In the early days, we were very focused on knowledge. Figuring out how to extract, capture and model knowledge biased our approach to business rules the same way that we can get obsessed with nails once we have a hammer in hand.
I am not saying that knowledge isn’t important or valuable of course.
The point I want to make is that knowledge in the abstract isn’t as valuable as it could be with data. Data is the life blood of decision management. I came to realize that a few years ago, once I finally took a step back to rethink where we were at in this industry. It was ironic that we did not see that working for an analytics company back then.
Why is data fundamentally valuable to Decision Management?
First of all, data is critical to understanding knowledge. This is why so many textbooks illustrate their points with practical example. Once you can see a policy in action with a concrete example, you automatically gain a better understand of what it is about. Not only can you understand it, but your brain will start bubbling with ways to stretch the new concept, to challenge it. Well, mine definitely does. As I see a policy, I immediately wonder if it is also applicable in this or that situation. What are the limits? What if?
Data allows us to make sure that we have captured the essence of the policy too. By challenging it against test cases, it becomes much easier to verify that it produces the proper outcome consistently. This is clearly why we have quality assurance teams that keep exercising our products.
Data plays a much bigger role in Decision Management though. The technology was born initially to help automate decisions made in business processes, but it truly realizes it potential in improving them. Making consistently and efficiently a sub-optimal decision won’t make your business excel. But measuring how well you do, and experimenting to adapt to ever changing business conditions might. The only way to measure it is with data of course. All sorts of analytics can be plugged into business rules to help improve them through data:
- Predictive models that capture intangible knowledge hiding in numbers
- Dashboards revealing patterns and opportunities
- Champion / Challenger experiments that confirm which strategy is working best right now
- Map-Reduce simulations that crunch massive amounts of data to compute eye-opening statistics
What if you do not have data?
Ouch… Learning that data is so valuable and not having any could seem like a cruel joke. The reality is that you do have data even if you don’t. There is no need to worry.
Historical transactions are golden. They show your business the way it really is. In some cases it might be quickly becoming stale, when trends change extremely rapidly, but this is obviously the best kind we can get today. That does not mean that it is the only kind though.
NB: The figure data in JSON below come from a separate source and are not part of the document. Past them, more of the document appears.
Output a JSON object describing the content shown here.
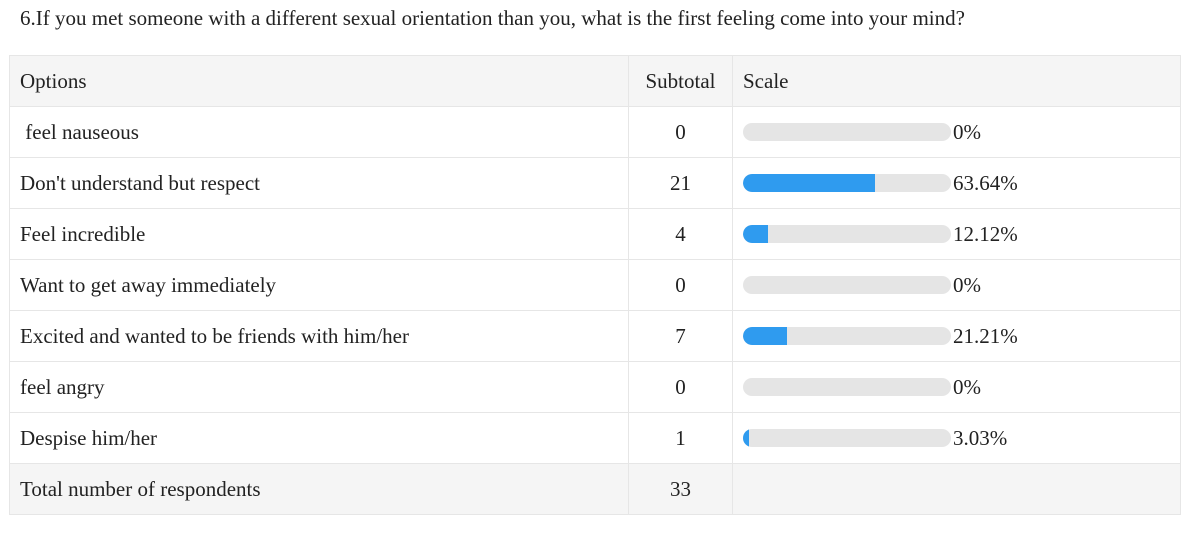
{
  "question": "6.If you met someone with a different sexual orientation than you, what is the first feeling come into your mind?",
  "headers": {
    "options": "Options",
    "subtotal": "Subtotal",
    "scale": "Scale"
  },
  "rows": [
    {
      "label": " feel nauseous",
      "subtotal": "0",
      "percent": "0%",
      "fraction": 0.0
    },
    {
      "label": "Don't understand but respect",
      "subtotal": "21",
      "percent": "63.64%",
      "fraction": 0.6364
    },
    {
      "label": "Feel incredible",
      "subtotal": "4",
      "percent": "12.12%",
      "fraction": 0.1212
    },
    {
      "label": "Want to get away immediately",
      "subtotal": "0",
      "percent": "0%",
      "fraction": 0.0
    },
    {
      "label": "Excited and wanted to be friends with him/her",
      "subtotal": "7",
      "percent": "21.21%",
      "fraction": 0.2121
    },
    {
      "label": "feel angry",
      "subtotal": "0",
      "percent": "0%",
      "fraction": 0.0
    },
    {
      "label": "Despise him/her",
      "subtotal": "1",
      "percent": "3.03%",
      "fraction": 0.0303
    }
  ],
  "total": {
    "label": "Total number of respondents",
    "value": "33"
  },
  "colors": {
    "bar_fill": "#2f9bef",
    "bar_track": "#e5e5e5",
    "header_bg": "#f5f5f5"
  }
}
A team of great product managers can make up data that is close enough to reality to be useful. Whether you are shaping your target market, randomly assigning values, or documenting test cases to verify your existing policies, it does not take that much efforts to create that first data sample. You can’t really use it for predictive analytics of course, but you can use it to understand, capture and challenge your business rules, which is already a huge benefit!
Once your decision services are deployed, you can start capturing data. I must admit that it takes some infrastructure work to put it in place, but it is definitely worth it in the longer term. In the past 4-5 years, I have seen more and more companies of all sizes, from start-ups to Fortune 500, invest in data collection platforms. Smart move.
One way street?
A lot of these efforts to constitute a data platform are made originally for the benefit of analytics departments. The objective is to measure the business and uncover trends and opportunities.
This is wonderful because it enables these organizations to make better decisions. Whether they knew about Decision Management or not when they started, they suddenly sit on a gold mine to improve their operational decisions.
Knowing what to do, and doing it is really what this is all about. Both aspects are invaluable. They feed each other.